README
Objective
Building an ELT Pipeline with dbt and Amazon Redshift on TICKIT data
Business Problem
A fictional company 'Recohut' is looking to leverage dbt on their existing data warehouse in Amazon Redshift. They need your help in establishing the dbt models and pipelines in their warehouse.
Solution Architecture
In this project, you will:
- Install dbt CLI
- Use dbt dbt-labs/codegen package and Python script to automate creation of a base layer
- Use dbt models to maintain data transformations with referencing capabilities
- Use dbt macros to maintain common logic as functions and to administer user creation and grants
- Use dbt hooks to automate continuous execution of grants
- Use dbt seeds to manage manual files
- Use dbt docs to generate documentation with visualization
- Use dbt experimental package explore materialization of materialize views
Activity 1: Amazon Redshift Serverless
In this activity, we are going to:
- Create Amazon Redshift Serverless Cluster on AWS
- Connect to the Cluster from our local computer using Python
- Use AWS Secret Manager to store and retrieve our Warehouse credentials
Activity 2: Data Ingestion
In this activity, we are going to ingest the TICKIT dataset into the Redshift warehouse
Activity 3: Setup dbt
In this activity, we will install dbt in our system. We will then setup the dbt project.

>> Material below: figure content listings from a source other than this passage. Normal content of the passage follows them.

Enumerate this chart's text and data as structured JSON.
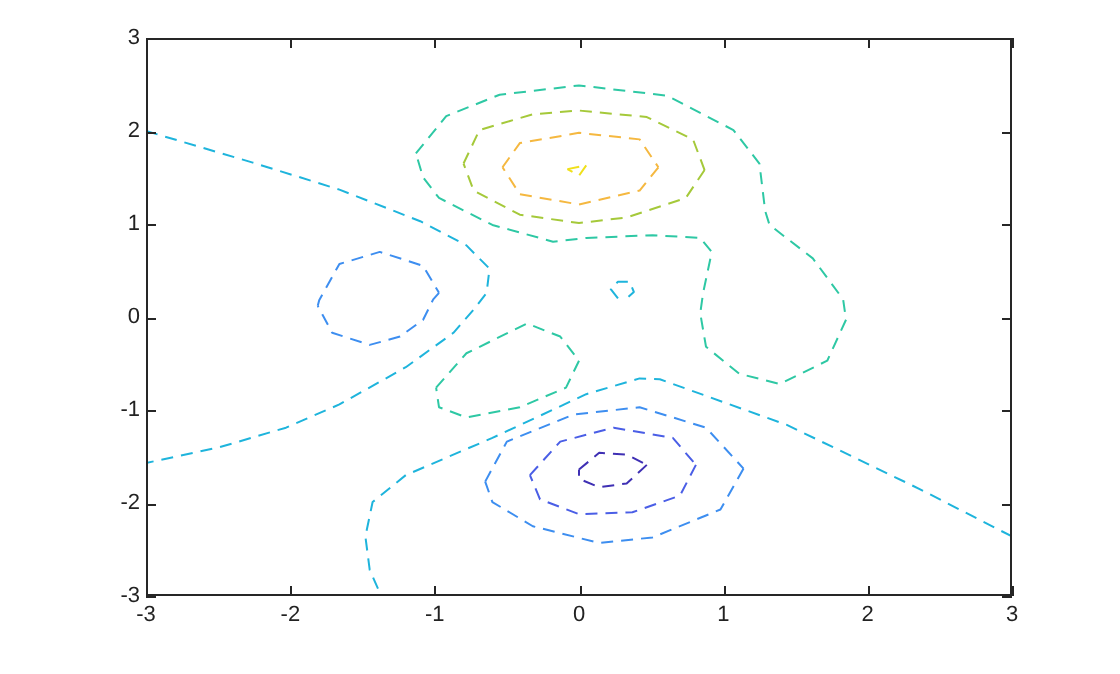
{
  "chart_data": {
    "type": "line",
    "line_style": "dashed",
    "marker": "none",
    "grid": false,
    "legend": false,
    "xlim": [
      -3,
      3
    ],
    "ylim": [
      -3,
      3
    ],
    "xticks": [
      -3,
      -2,
      -1,
      0,
      1,
      2,
      3
    ],
    "yticks": [
      -3,
      -2,
      -1,
      0,
      1,
      2,
      3
    ],
    "series": [
      {
        "color": "#1eb4dc",
        "x": [
          -3,
          -2.26,
          -1.66,
          -1.1,
          -0.78,
          -0.62,
          -0.64,
          -0.73,
          -0.87,
          -1.2,
          -1.66,
          -2.03,
          -2.49,
          -3
        ],
        "values": [
          2,
          1.66,
          1.37,
          1.03,
          0.77,
          0.52,
          0.26,
          0.08,
          -0.17,
          -0.54,
          -0.94,
          -1.19,
          -1.4,
          -1.57
        ]
      },
      {
        "color": "#1eb4dc",
        "x": [
          3,
          2.36,
          1.44,
          0.56,
          0.42,
          0.05,
          -0.6,
          -1.2,
          -1.43,
          -1.48,
          -1.45,
          -1.37
        ],
        "values": [
          -2.36,
          -1.85,
          -1.16,
          -0.67,
          -0.66,
          -0.83,
          -1.3,
          -1.7,
          -1.99,
          -2.36,
          -2.72,
          -3
        ]
      },
      {
        "color": "#3d8ef0",
        "x": [
          -1.81,
          -1.8,
          -1.66,
          -1.38,
          -1.08,
          -0.97
        ],
        "values": [
          0.12,
          0.18,
          0.57,
          0.7,
          0.55,
          0.26
        ]
      },
      {
        "color": "#3d8ef0",
        "x": [
          -0.97,
          -1.01,
          -1.08,
          -1.24,
          -1.45,
          -1.71,
          -1.81
        ],
        "values": [
          0.26,
          0.19,
          -0.03,
          -0.21,
          -0.3,
          -0.17,
          0.12
        ]
      },
      {
        "color": "#3d8ef0",
        "x": [
          -0.65,
          -0.5,
          -0.04,
          0.42,
          0.88,
          1.14
        ],
        "values": [
          -1.77,
          -1.34,
          -1.05,
          -0.97,
          -1.19,
          -1.63
        ]
      },
      {
        "color": "#3d8ef0",
        "x": [
          1.14,
          0.98,
          0.51,
          0.14,
          -0.32,
          -0.6,
          -0.65
        ],
        "values": [
          -1.63,
          -2.07,
          -2.37,
          -2.43,
          -2.25,
          -1.99,
          -1.77
        ]
      },
      {
        "color": "#4a5ee6",
        "x": [
          -0.34,
          -0.13,
          0.24,
          0.65,
          0.81
        ],
        "values": [
          -1.7,
          -1.34,
          -1.19,
          -1.3,
          -1.59
        ]
      },
      {
        "color": "#4a5ee6",
        "x": [
          0.81,
          0.7,
          0.37,
          0,
          -0.27,
          -0.34
        ],
        "values": [
          -1.59,
          -1.92,
          -2.1,
          -2.12,
          -1.96,
          -1.7
        ]
      },
      {
        "color": "#3f30b4",
        "x": [
          0,
          0.14,
          0.33,
          0.47
        ],
        "values": [
          -1.64,
          -1.46,
          -1.48,
          -1.59
        ]
      },
      {
        "color": "#3f30b4",
        "x": [
          0.47,
          0.33,
          0.14,
          0,
          0
        ],
        "values": [
          -1.59,
          -1.79,
          -1.83,
          -1.74,
          -1.64
        ]
      },
      {
        "color": "#2ec8a4",
        "x": [
          -1.13,
          -0.92,
          -0.55,
          0,
          0.61,
          1.07,
          1.25,
          1.29,
          1.32,
          1.62,
          1.83,
          1.85
        ],
        "values": [
          1.76,
          2.16,
          2.39,
          2.49,
          2.38,
          2.01,
          1.65,
          1.14,
          0.99,
          0.63,
          0.19,
          -0.03
        ]
      },
      {
        "color": "#2ec8a4",
        "x": [
          1.85,
          1.72,
          1.39,
          1.11,
          0.88,
          0.84,
          0.86,
          0.92,
          0.84,
          0.51,
          0.05,
          -0.18,
          -0.6,
          -0.97,
          -1.08,
          -1.13
        ],
        "values": [
          -0.03,
          -0.47,
          -0.72,
          -0.61,
          -0.32,
          0.04,
          0.26,
          0.7,
          0.85,
          0.88,
          0.85,
          0.81,
          0.99,
          1.28,
          1.5,
          1.76
        ]
      },
      {
        "color": "#2ec8a4",
        "x": [
          -0.99,
          -0.78,
          -0.36,
          -0.13,
          0
        ],
        "values": [
          -0.76,
          -0.39,
          -0.07,
          -0.21,
          -0.47
        ]
      },
      {
        "color": "#2ec8a4",
        "x": [
          0,
          -0.09,
          -0.41,
          -0.78,
          -0.97,
          -0.99
        ],
        "values": [
          -0.47,
          -0.76,
          -0.97,
          -1.08,
          -0.97,
          -0.76
        ]
      },
      {
        "color": "#1eb4dc",
        "x": [
          0.27,
          0.22,
          0.27,
          0.35,
          0.38,
          0.33
        ],
        "values": [
          0.2,
          0.3,
          0.38,
          0.38,
          0.27,
          0.2
        ]
      },
      {
        "color": "#a5c93a",
        "x": [
          -0.8,
          -0.69,
          -0.32,
          0,
          0.47,
          0.79,
          0.87
        ],
        "values": [
          1.65,
          2.01,
          2.18,
          2.22,
          2.15,
          1.91,
          1.58
        ]
      },
      {
        "color": "#a5c93a",
        "x": [
          0.87,
          0.74,
          0.33,
          0,
          -0.41,
          -0.73,
          -0.8
        ],
        "values": [
          1.58,
          1.28,
          1.07,
          1.01,
          1.1,
          1.36,
          1.65
        ]
      },
      {
        "color": "#f5b840",
        "x": [
          -0.53,
          -0.41,
          0,
          0.42,
          0.55
        ],
        "values": [
          1.61,
          1.87,
          1.98,
          1.91,
          1.61
        ]
      },
      {
        "color": "#f5b840",
        "x": [
          0.55,
          0.42,
          0,
          -0.41,
          -0.53
        ],
        "values": [
          1.61,
          1.36,
          1.21,
          1.32,
          1.61
        ]
      },
      {
        "color": "#f0e01a",
        "x": [
          -0.08,
          0.05
        ],
        "values": [
          1.59,
          1.63
        ]
      },
      {
        "color": "#f0e01a",
        "x": [
          0.05,
          0,
          -0.08
        ],
        "values": [
          1.63,
          1.52,
          1.59
        ]
      }
    ]
  }
}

Activity 4: Setup base layer
In this activity, you will setup a base layer for your models to reference. What is a base layer and what are models? Models are SQL Select statements that represents your data transformation logic including usage of case statements and joins. Base layer falls under the category of models and represents existing objects (tables and views) in your Amazon Redshift cluster.

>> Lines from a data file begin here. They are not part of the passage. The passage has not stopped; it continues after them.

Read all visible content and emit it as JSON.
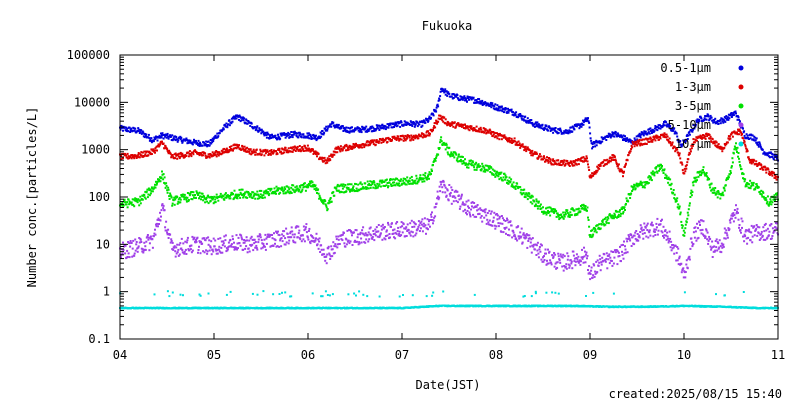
{
  "chart_data": {
    "type": "scatter",
    "title": "Fukuoka",
    "xlabel": "Date(JST)",
    "ylabel": "Number conc.[particles/L]",
    "yscale": "log",
    "ylim": [
      0.1,
      100000
    ],
    "xlim": [
      "04",
      "11"
    ],
    "x_ticks": [
      "04",
      "05",
      "06",
      "07",
      "08",
      "09",
      "10",
      "11"
    ],
    "y_ticks": [
      "0.1",
      "1",
      "10",
      "100",
      "1000",
      "10000",
      "100000"
    ],
    "grid": false,
    "legend_position": "top-right",
    "footer": "created:2025/08/15 15:40",
    "x_unit": "day",
    "series": [
      {
        "name": "0.5-1µm",
        "color": "#0000dd",
        "points": [
          [
            4.0,
            2800
          ],
          [
            4.2,
            2500
          ],
          [
            4.35,
            1600
          ],
          [
            4.45,
            2000
          ],
          [
            4.6,
            1700
          ],
          [
            4.8,
            1400
          ],
          [
            4.95,
            1300
          ],
          [
            5.05,
            2200
          ],
          [
            5.15,
            3500
          ],
          [
            5.25,
            5000
          ],
          [
            5.35,
            3800
          ],
          [
            5.5,
            2500
          ],
          [
            5.6,
            1800
          ],
          [
            5.7,
            1900
          ],
          [
            5.85,
            2100
          ],
          [
            6.0,
            2000
          ],
          [
            6.1,
            1800
          ],
          [
            6.15,
            2200
          ],
          [
            6.25,
            3500
          ],
          [
            6.35,
            2800
          ],
          [
            6.45,
            2600
          ],
          [
            6.6,
            2700
          ],
          [
            6.75,
            2900
          ],
          [
            6.9,
            3300
          ],
          [
            7.05,
            3600
          ],
          [
            7.2,
            3400
          ],
          [
            7.3,
            4500
          ],
          [
            7.38,
            8000
          ],
          [
            7.42,
            20000
          ],
          [
            7.5,
            14000
          ],
          [
            7.65,
            12000
          ],
          [
            7.8,
            11000
          ],
          [
            8.0,
            8000
          ],
          [
            8.2,
            6000
          ],
          [
            8.4,
            3500
          ],
          [
            8.6,
            2600
          ],
          [
            8.75,
            2400
          ],
          [
            8.9,
            3300
          ],
          [
            8.98,
            4500
          ],
          [
            9.02,
            1200
          ],
          [
            9.1,
            1500
          ],
          [
            9.25,
            2200
          ],
          [
            9.35,
            1800
          ],
          [
            9.45,
            1400
          ],
          [
            9.55,
            2100
          ],
          [
            9.7,
            2800
          ],
          [
            9.8,
            3500
          ],
          [
            9.9,
            2500
          ],
          [
            9.97,
            1200
          ],
          [
            10.05,
            2000
          ],
          [
            10.15,
            4200
          ],
          [
            10.25,
            5000
          ],
          [
            10.35,
            3800
          ],
          [
            10.45,
            4500
          ],
          [
            10.55,
            6000
          ],
          [
            10.65,
            2000
          ],
          [
            10.75,
            1800
          ],
          [
            10.85,
            900
          ],
          [
            11.0,
            650
          ]
        ]
      },
      {
        "name": "1-3µm",
        "color": "#dd0000",
        "points": [
          [
            4.0,
            700
          ],
          [
            4.2,
            750
          ],
          [
            4.35,
            900
          ],
          [
            4.45,
            1400
          ],
          [
            4.55,
            700
          ],
          [
            4.8,
            850
          ],
          [
            4.95,
            750
          ],
          [
            5.1,
            900
          ],
          [
            5.25,
            1200
          ],
          [
            5.4,
            900
          ],
          [
            5.6,
            850
          ],
          [
            5.8,
            1000
          ],
          [
            6.0,
            1100
          ],
          [
            6.12,
            700
          ],
          [
            6.2,
            550
          ],
          [
            6.3,
            1000
          ],
          [
            6.5,
            1200
          ],
          [
            6.7,
            1400
          ],
          [
            6.9,
            1700
          ],
          [
            7.1,
            1800
          ],
          [
            7.3,
            2200
          ],
          [
            7.4,
            5000
          ],
          [
            7.5,
            3500
          ],
          [
            7.7,
            3000
          ],
          [
            7.9,
            2500
          ],
          [
            8.0,
            2000
          ],
          [
            8.2,
            1500
          ],
          [
            8.4,
            800
          ],
          [
            8.6,
            550
          ],
          [
            8.8,
            500
          ],
          [
            8.97,
            650
          ],
          [
            9.0,
            250
          ],
          [
            9.1,
            450
          ],
          [
            9.25,
            700
          ],
          [
            9.35,
            300
          ],
          [
            9.45,
            1300
          ],
          [
            9.6,
            1500
          ],
          [
            9.8,
            2000
          ],
          [
            9.95,
            800
          ],
          [
            10.0,
            300
          ],
          [
            10.1,
            1500
          ],
          [
            10.25,
            2000
          ],
          [
            10.4,
            1000
          ],
          [
            10.5,
            2000
          ],
          [
            10.6,
            2500
          ],
          [
            10.7,
            600
          ],
          [
            10.85,
            400
          ],
          [
            11.0,
            250
          ]
        ]
      },
      {
        "name": "3-5µm",
        "color": "#00e000",
        "points": [
          [
            4.0,
            70
          ],
          [
            4.2,
            80
          ],
          [
            4.35,
            150
          ],
          [
            4.45,
            300
          ],
          [
            4.55,
            80
          ],
          [
            4.8,
            110
          ],
          [
            4.95,
            85
          ],
          [
            5.1,
            100
          ],
          [
            5.3,
            120
          ],
          [
            5.5,
            110
          ],
          [
            5.7,
            140
          ],
          [
            5.9,
            150
          ],
          [
            6.05,
            180
          ],
          [
            6.15,
            90
          ],
          [
            6.2,
            60
          ],
          [
            6.3,
            150
          ],
          [
            6.5,
            160
          ],
          [
            6.7,
            180
          ],
          [
            6.9,
            200
          ],
          [
            7.1,
            220
          ],
          [
            7.3,
            280
          ],
          [
            7.42,
            1600
          ],
          [
            7.5,
            900
          ],
          [
            7.7,
            500
          ],
          [
            7.9,
            400
          ],
          [
            8.1,
            250
          ],
          [
            8.3,
            120
          ],
          [
            8.5,
            55
          ],
          [
            8.7,
            40
          ],
          [
            8.85,
            50
          ],
          [
            8.97,
            60
          ],
          [
            9.0,
            15
          ],
          [
            9.1,
            25
          ],
          [
            9.25,
            40
          ],
          [
            9.35,
            50
          ],
          [
            9.45,
            150
          ],
          [
            9.6,
            200
          ],
          [
            9.75,
            450
          ],
          [
            9.85,
            200
          ],
          [
            9.95,
            60
          ],
          [
            10.0,
            15
          ],
          [
            10.1,
            200
          ],
          [
            10.2,
            400
          ],
          [
            10.3,
            150
          ],
          [
            10.4,
            100
          ],
          [
            10.5,
            400
          ],
          [
            10.55,
            1300
          ],
          [
            10.65,
            200
          ],
          [
            10.8,
            150
          ],
          [
            10.9,
            80
          ],
          [
            11.0,
            100
          ]
        ]
      },
      {
        "name": "5-10µm",
        "color": "#a040e8",
        "points": [
          [
            4.0,
            7
          ],
          [
            4.2,
            9
          ],
          [
            4.35,
            12
          ],
          [
            4.45,
            60
          ],
          [
            4.55,
            8
          ],
          [
            4.8,
            10
          ],
          [
            5.0,
            9
          ],
          [
            5.2,
            11
          ],
          [
            5.4,
            10
          ],
          [
            5.6,
            12
          ],
          [
            5.8,
            15
          ],
          [
            6.0,
            18
          ],
          [
            6.12,
            10
          ],
          [
            6.2,
            6
          ],
          [
            6.35,
            13
          ],
          [
            6.55,
            15
          ],
          [
            6.75,
            18
          ],
          [
            6.95,
            20
          ],
          [
            7.15,
            22
          ],
          [
            7.3,
            25
          ],
          [
            7.42,
            180
          ],
          [
            7.5,
            120
          ],
          [
            7.7,
            60
          ],
          [
            7.9,
            40
          ],
          [
            8.1,
            25
          ],
          [
            8.3,
            14
          ],
          [
            8.5,
            6
          ],
          [
            8.7,
            4
          ],
          [
            8.85,
            5
          ],
          [
            8.97,
            6
          ],
          [
            9.0,
            2
          ],
          [
            9.1,
            4
          ],
          [
            9.25,
            5
          ],
          [
            9.35,
            7
          ],
          [
            9.45,
            14
          ],
          [
            9.6,
            20
          ],
          [
            9.75,
            25
          ],
          [
            9.85,
            12
          ],
          [
            9.95,
            5
          ],
          [
            10.0,
            2
          ],
          [
            10.1,
            15
          ],
          [
            10.2,
            25
          ],
          [
            10.3,
            8
          ],
          [
            10.4,
            10
          ],
          [
            10.55,
            50
          ],
          [
            10.65,
            15
          ],
          [
            10.8,
            18
          ],
          [
            11.0,
            20
          ]
        ]
      },
      {
        "name": "10-µm",
        "color": "#00dddd",
        "points": [
          [
            4.0,
            0.45
          ],
          [
            4.5,
            0.45
          ],
          [
            5.0,
            0.45
          ],
          [
            5.5,
            0.45
          ],
          [
            6.0,
            0.45
          ],
          [
            6.5,
            0.45
          ],
          [
            7.0,
            0.45
          ],
          [
            7.4,
            0.5
          ],
          [
            7.8,
            0.5
          ],
          [
            8.3,
            0.5
          ],
          [
            8.8,
            0.5
          ],
          [
            9.2,
            0.48
          ],
          [
            9.6,
            0.48
          ],
          [
            10.0,
            0.5
          ],
          [
            10.4,
            0.48
          ],
          [
            10.8,
            0.45
          ],
          [
            11.0,
            0.45
          ]
        ]
      }
    ]
  }
}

In addition, depending on the nature of your dbt project, a base layer can be made up of different objects. For instance, a data engineer's base layer likely relates to tables containing raw data while a data analyst's base layer likely relates to tables containing cleaned data.
Activity 5: Create models
To explore dbt's ability for objects to be referenced by other objects, in this activity, you will simulate a Finance deparment that maintains two models where the second model references the first model. To reference means to reuse and not have to duplicate code.

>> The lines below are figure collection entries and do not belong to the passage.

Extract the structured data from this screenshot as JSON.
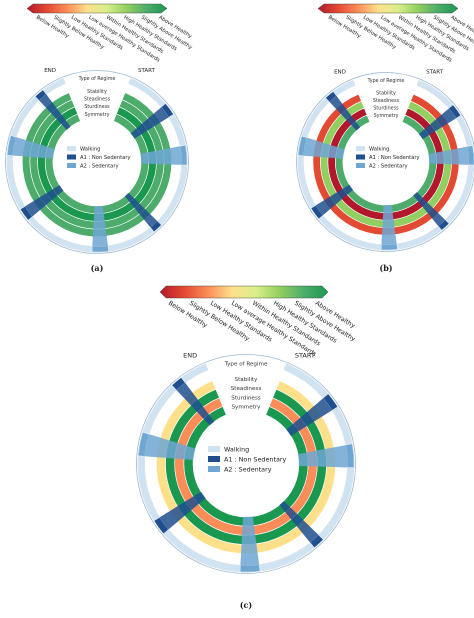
{
  "colors": {
    "scale": [
      "#b2182b",
      "#e34a33",
      "#fc8d59",
      "#fee08b",
      "#d9ef8b",
      "#91cf60",
      "#4dac6b",
      "#1a9850"
    ],
    "walking": "#cfe3f3",
    "non_sedentary": "#1f4f8f",
    "sedentary": "#6ea6d4",
    "bg_ring": "#e6f0f8",
    "outline": "#555555"
  },
  "scale_labels": [
    "Below Healthy",
    "Slightly Below Healthy",
    "Low Healthy Standards",
    "Low average Healthy Standards",
    "Within Healthy Standards",
    "High Healthy Standards",
    "Slightly Above Healthy",
    "Above Healthy"
  ],
  "ring_labels": [
    "Type of Regime",
    "Stability",
    "Steadiness",
    "Sturdiness",
    "Symmetry"
  ],
  "start_label": "START",
  "end_label": "END",
  "legend": [
    "Walking",
    "A1 : Non Sedentary",
    "A2 : Sedentary"
  ],
  "panels": [
    {
      "id": "a",
      "caption": "(a)",
      "rings": [
        6,
        6,
        7,
        6
      ],
      "regimes": [
        "walking",
        "non_sedentary",
        "walking",
        "sedentary",
        "walking",
        "non_sedentary",
        "walking",
        "sedentary",
        "walking",
        "non_sedentary",
        "walking",
        "sedentary",
        "walking",
        "non_sedentary",
        "walking"
      ]
    },
    {
      "id": "b",
      "caption": "(b)",
      "rings": [
        1,
        5,
        0,
        6
      ],
      "regimes": [
        "walking",
        "non_sedentary",
        "walking",
        "sedentary",
        "walking",
        "non_sedentary",
        "walking",
        "sedentary",
        "walking",
        "non_sedentary",
        "walking",
        "sedentary",
        "walking",
        "non_sedentary",
        "walking"
      ]
    },
    {
      "id": "c",
      "caption": "(c)",
      "rings": [
        3,
        7,
        2,
        7
      ],
      "regimes": [
        "walking",
        "non_sedentary",
        "walking",
        "sedentary",
        "walking",
        "non_sedentary",
        "walking",
        "sedentary",
        "walking",
        "non_sedentary",
        "walking",
        "sedentary",
        "walking",
        "non_sedentary",
        "walking"
      ]
    }
  ]
}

- Model 1 - Quarterly Total Sales By Event
- Model 2 - Quarterly Top Events By Sales (references Model 1 to rank and filter for top 3 events by sales for each quarter)
Activity 6: Create macros
In this activity, you will use macros to create a piece of reusable data transformation logic and also to manage users and grants. Macros are a great way in dbt to create reusable pieces of SQL codes like a function in Python.
Activity 7: Data Masking
In this activity, you will simulate a Technology department with one model that contains data masking logic.
Activity 8: Access Control Management with dbt macros
Macros can be used to send queries to Amazon Redshift. In this activity, you will use macros to manage users and grants. Similar to the Python script earlier, you can modify the macros created in this activity to better suit your needs beyond the scope of this workshop. For example, you might want to include a new macro to manage Role-based access control (RBAC) in Amazon Redshift.
Activity 9: dbt hooks
As models are added or updated, you will constantly need to grant access to new views and regrant access to existing views. Regranting access to an existing view is required as dbt updates by dropping existing view and creating a new view.
This introduces the operational challenge of you having to remember to run macro macro_manage_users_grants. However the process of running macro macro_manage_users_grants can be automated by hooks in dbt.
Activity 10: Create seeds
Seeds are a convenient way in dbt for you to manage manual files. A common use case for manual files is to introduce data mappings. Manual files allows data mappings to be easily maintained and reused as compared to the usage of case statements in SQL which requires code changes when data mappings are changed.
In this activity, you will simulate a Marketing department that maintains a custom data mapping csv that a model uses.
Activity 11: Create documentations
The ability for objects to reference other objects improves code reusability but can result in widespread negative impact when an erroneous change is introduced to an object that is referenced by a large number of objects. dbt provides you with an interface to visualize all models and its dependencies on other models which is useful for impact analysis.
Activity 12: Materialized View
Materialized view stores precomputed results to reduce processing time for complex queries involving multi-table joins and aggregations.
In this activity, you will simulate an Experimental department that is exploring a dbt experimental feature.